Säkularisierte Gesellschaft

Weltbildstörung

d'Lëtzebuerger Land du 09.07.2009

Er glaube, dass die Worte des Heiligen Vaters heute mehr Beachtung fänden als vor der Finanzkrise, meinte am Dienstag Bischofsvikar und Caritas-Direktor Erny Gillen bei der Vorstellung der neuen Enzyklika Caritas in veritate von Papst Benedikt XVI. Der Papst veröffentlichte diese Woche seine Aktualisierung der katholischen Sozialenzykliken Rerum novarum und Populorum progressio, in der er an der Marktwirtschaft herummäkelt, alle Modebegriffe von Sextourismus über Nachhaltigkeit bis Mikrofinanzen streut und die tiefste Wirtschafts- und Finanzkrise seit Jahrzehnten als Folge des Sittenverfalls geißelt. Im Herbst will Gillen als ständiger Moraltheologe des Erzbistums auf eine Vortragstournee gehen, um für die kapitalismuskritischen Betrachtungen des katholischen Kirchen­oberhaupts zu werben.

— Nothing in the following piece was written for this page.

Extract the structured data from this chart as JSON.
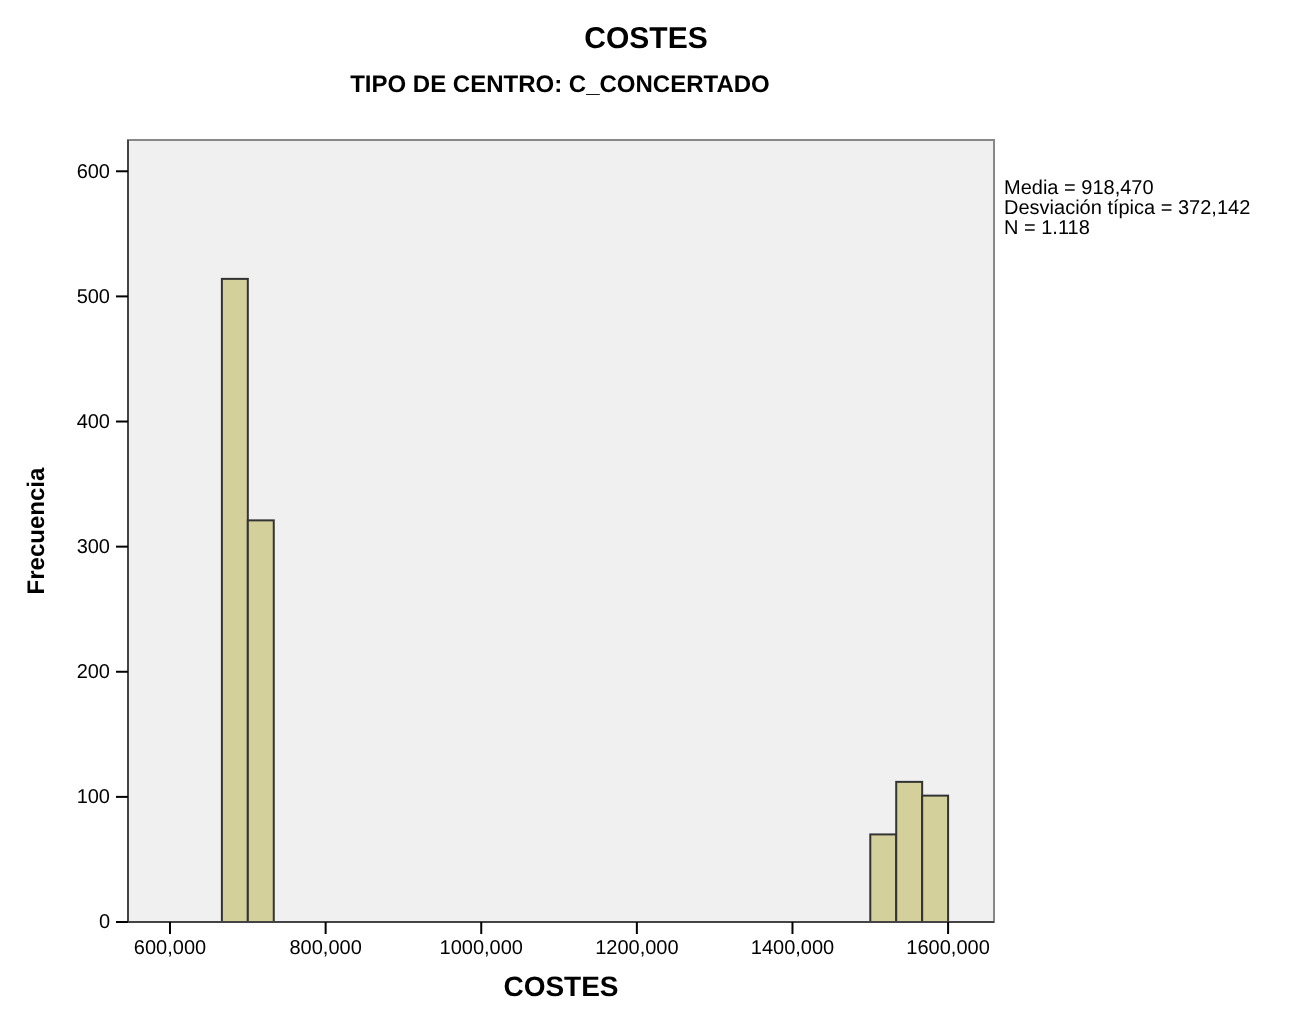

Seit die Steuerzahler einspringen mussten, um die mächtigsten Banken zu retten, Berny Madoff, der Michael Jackson der Vermögensverwaltung, in Handschellen abgeführt wurde und das Bruttoinlandsprodukt dramatisch schrumpfte, steckt nicht nur die Volkswirtschaft, sondern auch das dazu gehörende Weltbild in der Krise. Der Papst passte seine Sozialenzyklika ebenso rasch an, wie hierzulande manche Wahlprogramme umgeschrieben wurden. Bankdirektoren, die für Politiker nur feine Verachtung übrig hatten, verschlug es die Sprache; ein parlamentarischer Krisenausschuss spekulierte über die Regulierung der liberalen Nischenpolitik; ein DP-Staatsrat, der auf die Selbstheilungskräfte des Marktes schwört, wird in seiner eigenen Partei wie ein Außerirdischer bestaunt. Und bis hin zur CSV begrüßen alle Parteien, dass wieder ein Abgeordneter der kapitalismuskritischen déi Lénk im Parlament sitzt.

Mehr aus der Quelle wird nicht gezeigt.